Kepala Desa Talang Rejo, Kecamatan Muara Talang, Banyuasin, Sumsel, Hendrik Kuswoyo membeberkan pemanfaatan ekskavator. Menurut dia, adanya ekskavator memberikan hasil dan nilai tambah yang begitu besar bagi pertanian dan petani itu sendiri.

Hendrik menyebutkan, dari 1 unit ekskavator dapat mengerjakan long storage sepanjang 20 km dengan lebar 2,5 meter. Ini dapat mengairi sawah seluas 1.800 hektare (ha) dengan indeks pertanaman (IP) 200, yakni menanam padi 2 kali setahun.

“Produktivitas padi yang tadinya 8,5 ton menjadi 13 ton/ha untuk dua musim tanam. Jadi, ada selisih 5 ton/ha,” kata Hendrik.

Menurut Hendrik, sebanyak 5 ton gabah/ha tersebut nilainya mencapai Rp20 juta. Dengan demikian, dari total lahan 1.800 ha, menghasilkan tambahan pendapatan bagi petani mencapai Rp36 miliar. “Tambahan pendapatan ini untuk dua musim tanam” jelasnya.

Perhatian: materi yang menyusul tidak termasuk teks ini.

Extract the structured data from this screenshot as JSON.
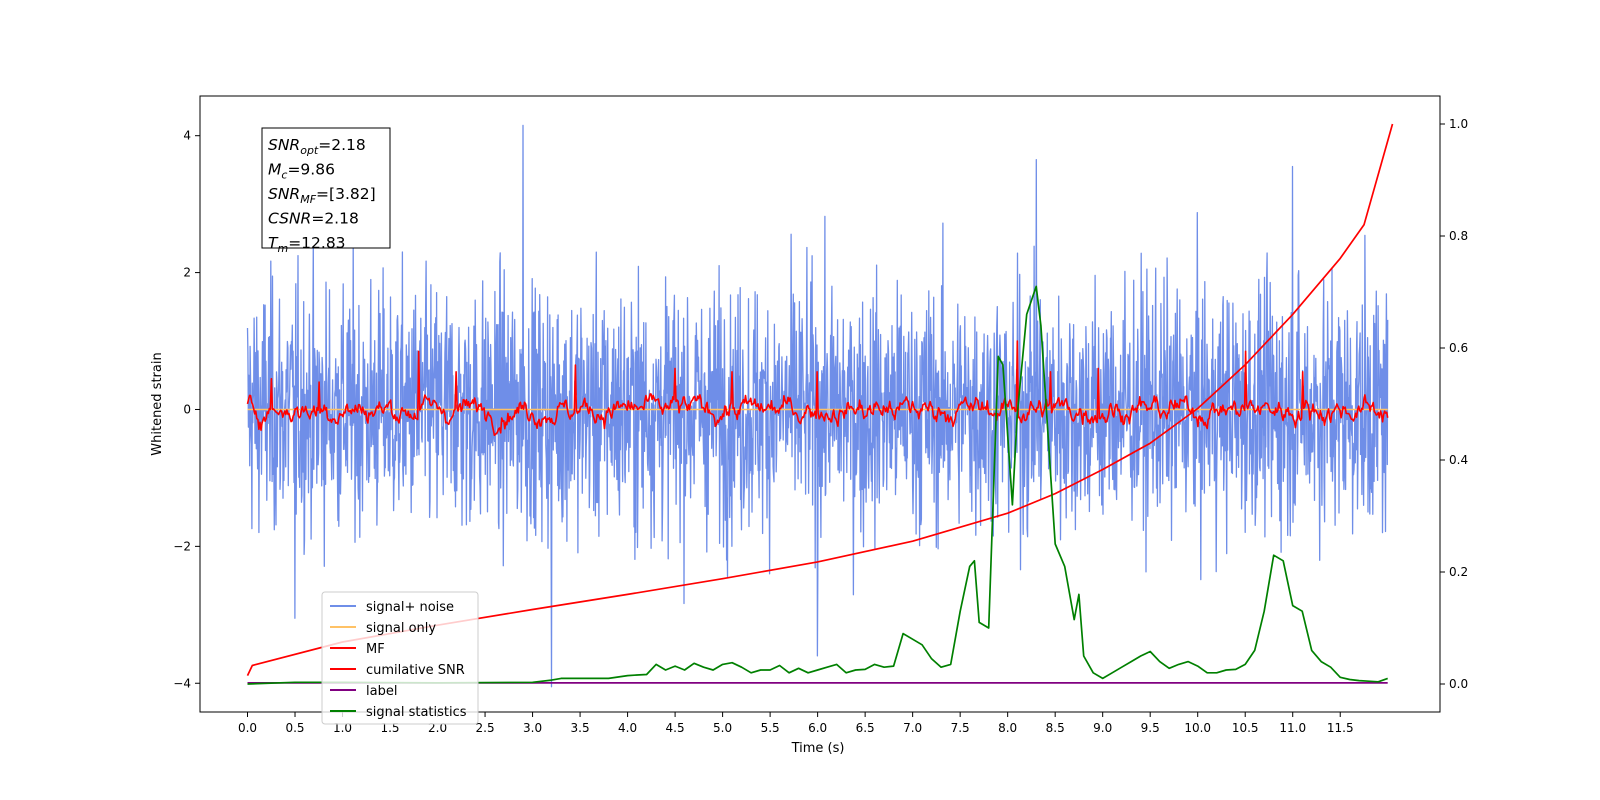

Hendrik menjelaskan, dalam pengerjaan optimalisasi lahan rawa menjadi lahan sawah produktif ini, pemerintah desa memanfaatkan dana desa untuk biaya BBM dan operator.

Total dana desa mencapai Rp800 juta, namun digunakan untuk membuat long storage sepanjang 20 km dengan lebar 2,5 meter hanya Rp270 juta.

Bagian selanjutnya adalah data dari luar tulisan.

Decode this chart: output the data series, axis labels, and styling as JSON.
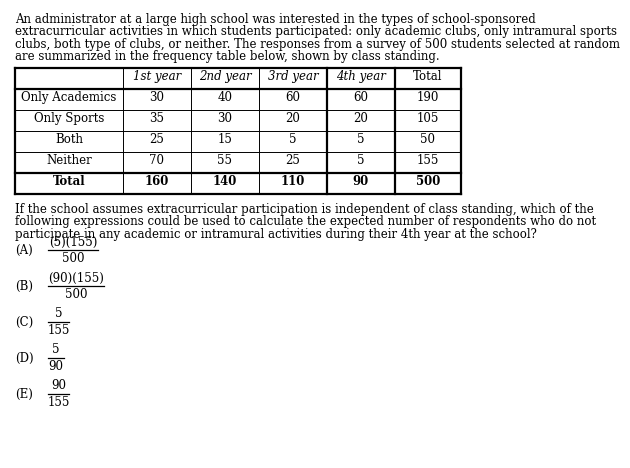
{
  "intro_text_lines": [
    "An administrator at a large high school was interested in the types of school-sponsored",
    "extracurricular activities in which students participated: only academic clubs, only intramural sports",
    "clubs, both type of clubs, or neither. The responses from a survey of 500 students selected at random",
    "are summarized in the frequency table below, shown by class standing."
  ],
  "col_headers": [
    "1st year",
    "2nd year",
    "3rd year",
    "4th year",
    "Total"
  ],
  "col_sup": [
    "st",
    "nd",
    "rd",
    "th",
    ""
  ],
  "row_headers": [
    "Only Academics",
    "Only Sports",
    "Both",
    "Neither",
    "Total"
  ],
  "table_data": [
    [
      30,
      40,
      60,
      60,
      190
    ],
    [
      35,
      30,
      20,
      20,
      105
    ],
    [
      25,
      15,
      5,
      5,
      50
    ],
    [
      70,
      55,
      25,
      5,
      155
    ],
    [
      160,
      140,
      110,
      90,
      500
    ]
  ],
  "question_text_lines": [
    "If the school assumes extracurricular participation is independent of class standing, which of the",
    "following expressions could be used to calculate the expected number of respondents who do not",
    "participate in any academic or intramural activities during their 4th year at the school?"
  ],
  "answers": [
    {
      "label": "(A)",
      "numerator": "(5)(155)",
      "denominator": "500"
    },
    {
      "label": "(B)",
      "numerator": "(90)(155)",
      "denominator": "500"
    },
    {
      "label": "(C)",
      "numerator": "5",
      "denominator": "155"
    },
    {
      "label": "(D)",
      "numerator": "5",
      "denominator": "90"
    },
    {
      "label": "(E)",
      "numerator": "90",
      "denominator": "155"
    }
  ],
  "bg_color": "#ffffff",
  "text_color": "#000000"
}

“Namun, dengan adanya bantuan ekskavator, pengerjaan ini bisa dilakukan hanya butuh waktu 2 bulan saja. Tapi kalau tidak ada ekskavator bisa 5 tahun,” jelasnya.

Kemudian, sambung Hendrik, jika tidak ada ekskavator, pengerjaan long storage tersebut juga membutuhkan dana Rp900 juta untuk sewa alat dan bahan bakar minyak Rp160 juta. Belum lagi biaya operator, per meternya Rp3 juta sehingga totalnya biaya operator untuk long storage sepanjang 20 km itu sebanyak Rp60 juta.

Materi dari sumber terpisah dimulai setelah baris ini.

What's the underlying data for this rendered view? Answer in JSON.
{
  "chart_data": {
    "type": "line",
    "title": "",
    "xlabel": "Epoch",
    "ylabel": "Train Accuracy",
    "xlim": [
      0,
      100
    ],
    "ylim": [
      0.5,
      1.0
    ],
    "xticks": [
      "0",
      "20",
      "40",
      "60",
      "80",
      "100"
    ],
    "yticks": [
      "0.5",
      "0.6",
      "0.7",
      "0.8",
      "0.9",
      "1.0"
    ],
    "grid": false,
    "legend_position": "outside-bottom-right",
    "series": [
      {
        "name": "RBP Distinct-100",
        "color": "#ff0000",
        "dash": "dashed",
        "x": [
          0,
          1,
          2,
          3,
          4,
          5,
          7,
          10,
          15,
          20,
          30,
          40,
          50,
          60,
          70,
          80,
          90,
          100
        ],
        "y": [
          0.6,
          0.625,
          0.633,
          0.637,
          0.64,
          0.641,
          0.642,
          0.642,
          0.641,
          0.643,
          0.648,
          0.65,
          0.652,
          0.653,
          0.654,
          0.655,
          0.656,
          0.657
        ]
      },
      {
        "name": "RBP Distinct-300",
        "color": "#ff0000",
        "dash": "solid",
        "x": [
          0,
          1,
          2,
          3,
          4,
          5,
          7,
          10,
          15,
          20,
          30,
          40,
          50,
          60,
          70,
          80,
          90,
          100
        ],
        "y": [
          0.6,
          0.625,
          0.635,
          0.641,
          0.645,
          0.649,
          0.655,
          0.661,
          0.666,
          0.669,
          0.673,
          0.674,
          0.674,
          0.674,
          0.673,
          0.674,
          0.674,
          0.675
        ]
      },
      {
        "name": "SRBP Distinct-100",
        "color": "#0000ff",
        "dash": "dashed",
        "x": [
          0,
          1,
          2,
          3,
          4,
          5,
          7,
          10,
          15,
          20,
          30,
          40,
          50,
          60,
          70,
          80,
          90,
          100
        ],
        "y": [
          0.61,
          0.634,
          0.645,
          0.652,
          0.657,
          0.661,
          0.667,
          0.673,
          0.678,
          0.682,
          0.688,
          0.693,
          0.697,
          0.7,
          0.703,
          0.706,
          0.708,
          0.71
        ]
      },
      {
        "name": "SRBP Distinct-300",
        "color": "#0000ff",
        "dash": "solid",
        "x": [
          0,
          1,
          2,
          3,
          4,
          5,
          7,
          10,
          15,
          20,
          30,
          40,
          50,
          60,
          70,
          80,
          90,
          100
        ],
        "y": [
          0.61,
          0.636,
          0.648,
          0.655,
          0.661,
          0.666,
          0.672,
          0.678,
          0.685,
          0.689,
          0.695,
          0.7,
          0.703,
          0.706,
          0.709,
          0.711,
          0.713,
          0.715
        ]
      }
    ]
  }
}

“Jadi, jika tanpa bantuan ekskavator ini, total biaya yang dibutuhkan untuk sewa ekskavator dan biaya operasional untuk pembuatan long storage sepanjang 20 km dan lebar 2,5 meter sekitar Rp3,5 miliar,” katanya.

Sejak 2014-2018, Kementerian Pertanian telah menyalurkan sebanyak 370.378 unit Alsintan. Alsintan tersebut berupa rice transplanter, combine harvester, dryer, power thresher, corn sheller dan rice milling unit, traktor dan pompa air.

Kalkulasi pemerintah dengan mekanisasi dapat menghemat biaya produksi hingga 30% menurunkan susut panen 10%. Mekanisasi juga menghemat biaya olah tanah, biaya tanam dan panen dari pola manual Rp7,3 juta/ha menjadi Rp5,1 juta/ha.

Petani Rasakan Manfaat

Modernisasi pertanian melalui Alsintan ternyata mulai dirasakan petani. Contohnya, Gapoktan Madiun Bersatu di Dusun Parit Madiun, Kecamatan Sei Kakap, Kabupaten Kubu Raya, Kalimantan Barat. Saat ini, petani sangat menggantungkan kegiatan tanam pada mesin transplanter Jarwo 2:1. Apalagi biaya tanamnya lebih murah.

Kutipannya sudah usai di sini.